[masterasg]

I am working out confidence intervals and was wondering what effect knowing the variance of the distribution has on the interval.
I know that if i know the variance I am going to use the z distribution as opposed to the t distribution but why would it make a difference on the confidence intervals and which one would i prefer to use??

any help appreciated!!

[yusufu]

In general (I'm tempted to say "always"), the more details you know about a set of data, the stronger your confidence about any claims you make.
The t distribution curve has a similar shape to the Z curve (both bell-shaped) but is flatter (i.e. has "more" probability at the extremes).
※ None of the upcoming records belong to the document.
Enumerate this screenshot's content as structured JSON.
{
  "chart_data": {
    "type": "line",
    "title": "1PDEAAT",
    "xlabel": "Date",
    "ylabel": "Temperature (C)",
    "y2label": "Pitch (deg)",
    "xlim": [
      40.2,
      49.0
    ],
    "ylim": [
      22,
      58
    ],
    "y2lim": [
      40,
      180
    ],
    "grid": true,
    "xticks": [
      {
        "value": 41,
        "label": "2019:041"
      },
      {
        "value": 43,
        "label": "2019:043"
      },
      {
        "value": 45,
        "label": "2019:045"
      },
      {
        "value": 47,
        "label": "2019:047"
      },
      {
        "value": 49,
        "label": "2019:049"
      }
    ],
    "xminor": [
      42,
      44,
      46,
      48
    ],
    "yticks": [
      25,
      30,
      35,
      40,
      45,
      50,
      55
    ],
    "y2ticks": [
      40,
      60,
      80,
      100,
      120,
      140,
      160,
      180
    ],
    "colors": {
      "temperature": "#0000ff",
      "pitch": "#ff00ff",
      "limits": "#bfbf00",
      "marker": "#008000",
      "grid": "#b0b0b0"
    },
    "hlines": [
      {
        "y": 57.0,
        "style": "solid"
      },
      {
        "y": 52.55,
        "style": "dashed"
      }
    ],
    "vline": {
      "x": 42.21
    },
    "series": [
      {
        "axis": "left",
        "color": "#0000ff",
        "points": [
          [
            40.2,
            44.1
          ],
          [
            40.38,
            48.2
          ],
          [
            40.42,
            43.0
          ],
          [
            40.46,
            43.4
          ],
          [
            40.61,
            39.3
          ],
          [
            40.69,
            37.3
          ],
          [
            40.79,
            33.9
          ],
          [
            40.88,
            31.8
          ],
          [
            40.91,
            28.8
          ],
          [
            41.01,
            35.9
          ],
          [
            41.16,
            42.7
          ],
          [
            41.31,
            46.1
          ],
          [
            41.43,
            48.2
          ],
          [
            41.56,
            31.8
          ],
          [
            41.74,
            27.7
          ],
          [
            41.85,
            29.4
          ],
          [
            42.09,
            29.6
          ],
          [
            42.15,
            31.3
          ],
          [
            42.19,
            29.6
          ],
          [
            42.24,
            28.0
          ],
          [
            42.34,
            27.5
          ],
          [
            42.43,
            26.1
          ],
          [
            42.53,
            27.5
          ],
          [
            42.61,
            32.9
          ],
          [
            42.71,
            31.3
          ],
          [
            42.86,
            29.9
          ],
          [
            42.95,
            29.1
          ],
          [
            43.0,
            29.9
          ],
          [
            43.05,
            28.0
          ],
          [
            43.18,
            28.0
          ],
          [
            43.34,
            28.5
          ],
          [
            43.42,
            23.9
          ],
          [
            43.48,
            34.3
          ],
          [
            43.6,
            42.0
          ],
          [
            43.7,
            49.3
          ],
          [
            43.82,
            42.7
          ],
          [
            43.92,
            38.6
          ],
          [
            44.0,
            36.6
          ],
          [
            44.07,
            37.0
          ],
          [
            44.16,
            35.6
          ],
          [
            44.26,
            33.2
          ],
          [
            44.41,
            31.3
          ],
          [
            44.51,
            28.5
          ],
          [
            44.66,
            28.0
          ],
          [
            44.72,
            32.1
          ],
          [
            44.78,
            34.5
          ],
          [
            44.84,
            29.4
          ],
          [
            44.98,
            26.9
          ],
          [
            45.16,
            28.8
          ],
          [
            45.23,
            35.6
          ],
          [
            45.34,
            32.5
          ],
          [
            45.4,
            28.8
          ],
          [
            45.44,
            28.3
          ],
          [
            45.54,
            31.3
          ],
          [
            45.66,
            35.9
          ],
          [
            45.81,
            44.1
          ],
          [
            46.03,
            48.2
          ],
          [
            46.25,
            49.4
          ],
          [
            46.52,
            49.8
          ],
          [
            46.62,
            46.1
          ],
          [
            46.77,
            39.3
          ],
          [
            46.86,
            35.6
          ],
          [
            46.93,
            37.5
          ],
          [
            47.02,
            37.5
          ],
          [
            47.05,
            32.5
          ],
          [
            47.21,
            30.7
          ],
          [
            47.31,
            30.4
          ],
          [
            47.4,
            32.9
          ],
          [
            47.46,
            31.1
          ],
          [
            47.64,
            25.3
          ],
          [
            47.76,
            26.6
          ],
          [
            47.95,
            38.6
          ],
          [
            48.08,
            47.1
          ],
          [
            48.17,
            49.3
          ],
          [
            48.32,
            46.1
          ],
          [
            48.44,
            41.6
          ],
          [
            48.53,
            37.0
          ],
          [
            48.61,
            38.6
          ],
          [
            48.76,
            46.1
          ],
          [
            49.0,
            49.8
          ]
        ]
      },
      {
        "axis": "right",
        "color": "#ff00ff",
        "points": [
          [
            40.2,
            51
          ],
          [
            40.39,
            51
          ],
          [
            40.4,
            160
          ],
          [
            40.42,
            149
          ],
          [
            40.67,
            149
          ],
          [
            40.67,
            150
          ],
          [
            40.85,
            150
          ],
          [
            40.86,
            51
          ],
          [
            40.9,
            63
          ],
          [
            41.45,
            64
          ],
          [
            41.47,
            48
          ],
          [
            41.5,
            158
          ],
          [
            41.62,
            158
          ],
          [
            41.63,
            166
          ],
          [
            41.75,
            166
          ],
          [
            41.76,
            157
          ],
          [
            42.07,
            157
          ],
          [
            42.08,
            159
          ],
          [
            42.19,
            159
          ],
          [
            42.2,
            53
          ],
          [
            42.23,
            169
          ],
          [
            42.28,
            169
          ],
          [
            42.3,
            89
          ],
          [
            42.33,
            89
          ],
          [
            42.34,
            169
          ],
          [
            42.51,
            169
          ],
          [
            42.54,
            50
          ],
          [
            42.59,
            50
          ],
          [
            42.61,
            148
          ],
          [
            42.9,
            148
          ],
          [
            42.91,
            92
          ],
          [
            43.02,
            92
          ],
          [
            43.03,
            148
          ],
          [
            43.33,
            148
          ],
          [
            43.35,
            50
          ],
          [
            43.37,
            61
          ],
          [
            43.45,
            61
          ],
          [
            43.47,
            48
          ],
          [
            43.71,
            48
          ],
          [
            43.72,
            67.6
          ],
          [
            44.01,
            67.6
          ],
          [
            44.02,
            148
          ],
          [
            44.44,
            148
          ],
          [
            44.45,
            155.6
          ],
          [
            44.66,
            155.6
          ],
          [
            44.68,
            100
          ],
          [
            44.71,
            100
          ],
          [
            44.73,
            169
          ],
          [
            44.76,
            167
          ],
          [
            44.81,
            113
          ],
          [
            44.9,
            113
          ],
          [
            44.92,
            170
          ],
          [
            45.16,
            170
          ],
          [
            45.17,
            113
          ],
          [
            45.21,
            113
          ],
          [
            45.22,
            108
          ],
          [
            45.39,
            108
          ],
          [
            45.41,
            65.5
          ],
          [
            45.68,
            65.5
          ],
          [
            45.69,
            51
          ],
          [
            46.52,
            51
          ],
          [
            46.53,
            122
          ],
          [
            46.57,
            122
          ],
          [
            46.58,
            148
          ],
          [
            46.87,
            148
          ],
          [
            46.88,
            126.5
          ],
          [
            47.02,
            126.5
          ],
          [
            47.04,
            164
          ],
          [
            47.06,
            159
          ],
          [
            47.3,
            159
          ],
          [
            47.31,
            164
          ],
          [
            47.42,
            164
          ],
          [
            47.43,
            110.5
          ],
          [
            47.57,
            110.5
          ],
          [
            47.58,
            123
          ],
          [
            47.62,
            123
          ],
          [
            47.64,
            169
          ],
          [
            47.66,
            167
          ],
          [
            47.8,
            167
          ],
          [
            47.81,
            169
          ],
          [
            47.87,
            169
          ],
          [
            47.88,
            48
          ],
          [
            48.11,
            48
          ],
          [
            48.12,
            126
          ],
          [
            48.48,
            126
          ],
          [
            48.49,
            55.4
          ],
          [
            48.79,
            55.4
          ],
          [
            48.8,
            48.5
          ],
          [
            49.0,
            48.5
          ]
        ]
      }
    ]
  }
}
Have a look at wikipedia.
What impact do you think that will have on confidence intervals?

[masterasg]

sof the t disttttbuion curve is flatter, then the confidence intervals will be wider, but why then would i be using the t distribution for the first one, could i not use the z distribution for both?

[yusufu]

(Original post by masterasg)
sof the t disttttbuion curve is flatter, then the confidence intervals will be wider, but why then would i be using the t distribution for the first one, could i not use the z distribution for both?

the first one? both?

[masterasg]

i guess im trying to ask why cant you use the z distribution for both if the variance is known and not known...

[Zhen Lin]

Because those are different situations. The theoretical model upon which the normal distribution is based requires the variance of the population to be known, whereas the model the t distribution is built on only requires an estimate of the population variance from a sample of known size.